Sunday, February 1st, 2004

Charlie Anderson
Province

An artist’s depiction of a proposed 43-storey building that will be built at the corner of Bute and Melville streets. Vancouver gave permission for the building to be constructed to a height of 122 metres, which is 30 metres higher than the city’s maximum allowable building height. The city allows such buildings if they are architecturally excellent and if they go through a special review process. CREDIT: The Province

Vancouver city council has given the go-ahead to a 122-metre-tall tower that will soar 30.48 m above the city’s maximum building height limit.

The 43 storey tower, to be built at 550 Bute St., will be a mixture of retail, hotel, office and residential space.

The city allows buildings to exceed the limit provided they are architecturally excellent and pass a special review process, which includes notable architects.

Architect Dave Hewitt of Hewitt Kwasnicky told the city’s High Building Panel that the sweeping tower roof “forms not only a powerful and dramatic image on the skyline, but metaphorically represents the sea waves crashing onto the shore.”

The motif will be repeated in other design features and the outside of the building will include a major copper component. “The copper on all elements of the building will be real copper installed in its natural state and allowed to weather and patina over time, again metaphorically representing the changing of the West Coast season,” Hewitt explained in his design rationale.

The building will also contain heavy timbers salvaged from the former Oak-alla penitentiary in Burnaby and from the North Shore‘s Versatile Shipyards.

The building is owned by Wentworth Properties (Melville) Inc.

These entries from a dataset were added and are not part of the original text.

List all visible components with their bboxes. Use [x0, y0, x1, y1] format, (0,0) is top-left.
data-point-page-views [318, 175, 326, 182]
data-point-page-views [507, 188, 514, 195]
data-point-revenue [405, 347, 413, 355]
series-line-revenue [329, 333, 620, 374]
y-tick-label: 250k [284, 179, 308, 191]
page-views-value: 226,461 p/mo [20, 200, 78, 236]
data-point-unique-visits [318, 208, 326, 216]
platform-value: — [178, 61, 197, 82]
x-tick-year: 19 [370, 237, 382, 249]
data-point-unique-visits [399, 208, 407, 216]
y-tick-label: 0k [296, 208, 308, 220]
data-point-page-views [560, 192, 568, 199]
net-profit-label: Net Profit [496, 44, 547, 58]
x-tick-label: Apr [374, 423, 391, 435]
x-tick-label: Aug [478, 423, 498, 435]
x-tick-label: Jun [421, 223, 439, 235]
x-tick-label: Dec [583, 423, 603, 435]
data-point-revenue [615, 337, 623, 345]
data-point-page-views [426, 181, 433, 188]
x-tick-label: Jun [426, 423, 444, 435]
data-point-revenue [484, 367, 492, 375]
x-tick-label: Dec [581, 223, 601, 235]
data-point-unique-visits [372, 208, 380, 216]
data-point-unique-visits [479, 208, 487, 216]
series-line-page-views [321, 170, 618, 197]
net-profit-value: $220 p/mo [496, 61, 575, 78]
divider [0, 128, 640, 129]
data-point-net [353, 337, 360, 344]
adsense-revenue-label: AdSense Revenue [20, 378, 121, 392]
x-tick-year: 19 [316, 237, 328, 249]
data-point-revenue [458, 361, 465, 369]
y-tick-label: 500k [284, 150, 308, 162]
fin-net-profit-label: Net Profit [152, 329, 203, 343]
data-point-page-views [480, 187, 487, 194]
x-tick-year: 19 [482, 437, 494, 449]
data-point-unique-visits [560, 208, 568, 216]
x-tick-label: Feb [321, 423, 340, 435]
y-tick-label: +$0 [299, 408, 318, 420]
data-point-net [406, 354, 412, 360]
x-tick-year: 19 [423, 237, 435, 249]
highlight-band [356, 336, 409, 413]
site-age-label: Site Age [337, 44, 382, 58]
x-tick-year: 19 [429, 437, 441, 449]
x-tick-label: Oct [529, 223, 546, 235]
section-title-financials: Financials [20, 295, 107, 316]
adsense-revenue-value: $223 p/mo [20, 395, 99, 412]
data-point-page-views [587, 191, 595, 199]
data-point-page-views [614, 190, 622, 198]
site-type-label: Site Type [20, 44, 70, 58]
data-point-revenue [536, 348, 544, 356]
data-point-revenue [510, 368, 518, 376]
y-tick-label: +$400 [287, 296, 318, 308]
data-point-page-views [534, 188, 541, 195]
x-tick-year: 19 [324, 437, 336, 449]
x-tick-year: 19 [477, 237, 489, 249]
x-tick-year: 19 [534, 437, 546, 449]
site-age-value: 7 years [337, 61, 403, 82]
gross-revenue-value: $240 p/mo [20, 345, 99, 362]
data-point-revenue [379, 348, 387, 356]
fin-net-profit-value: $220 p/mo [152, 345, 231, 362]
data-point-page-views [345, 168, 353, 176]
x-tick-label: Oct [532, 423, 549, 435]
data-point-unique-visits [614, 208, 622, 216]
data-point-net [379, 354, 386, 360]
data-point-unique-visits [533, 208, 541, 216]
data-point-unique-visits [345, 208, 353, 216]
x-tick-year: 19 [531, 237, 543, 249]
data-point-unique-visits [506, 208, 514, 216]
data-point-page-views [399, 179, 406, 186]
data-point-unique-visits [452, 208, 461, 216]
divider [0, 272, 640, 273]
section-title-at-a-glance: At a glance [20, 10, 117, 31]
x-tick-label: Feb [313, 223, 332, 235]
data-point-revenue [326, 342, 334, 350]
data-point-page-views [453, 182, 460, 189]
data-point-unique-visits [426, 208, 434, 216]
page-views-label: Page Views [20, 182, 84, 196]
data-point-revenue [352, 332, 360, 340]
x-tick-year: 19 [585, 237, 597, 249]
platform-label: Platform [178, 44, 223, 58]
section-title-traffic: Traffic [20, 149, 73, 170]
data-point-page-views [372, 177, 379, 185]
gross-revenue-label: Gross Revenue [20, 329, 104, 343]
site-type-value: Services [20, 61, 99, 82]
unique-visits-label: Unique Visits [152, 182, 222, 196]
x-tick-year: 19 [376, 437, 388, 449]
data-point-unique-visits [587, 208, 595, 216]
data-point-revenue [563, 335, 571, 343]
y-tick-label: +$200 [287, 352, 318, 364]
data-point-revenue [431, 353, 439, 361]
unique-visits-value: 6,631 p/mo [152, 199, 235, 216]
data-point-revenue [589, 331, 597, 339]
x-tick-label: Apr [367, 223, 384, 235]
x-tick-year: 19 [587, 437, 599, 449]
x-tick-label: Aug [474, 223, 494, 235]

As part of the deal, the building will include a 6,000-square-foot amenity space to house Volunteer Vancouver.

The tower will not be Vancouver‘s tallest, as the 48-storey One Wall Centre at Burrard and Nelson stands at 152 m.

The city has also given approval for a 156-m-high building to be built behind the Hotel Georgia.

A hotel, to be built on the second floor, will be a “European-style boutique hotel” in which the clientele “will arrive in limousines rather than buses.”

The new building didn’t pass muster without controversy. Residents in the neighbouring Orca building complained they would lose their private views and a condition imposed by the city to “slim” the tower didn’t satisfy them.

Their appeal against the building was denied at the Board of Variance. They continued their opposition, unsuccessfully, through the high-building application process.

City staff said the increase in the building’s height was justified: “Architectural excellence, urban design and contribution to the skyline have been supported through the full design review process, in addition to satisfying other high-building policy considerations in the form of public amenities.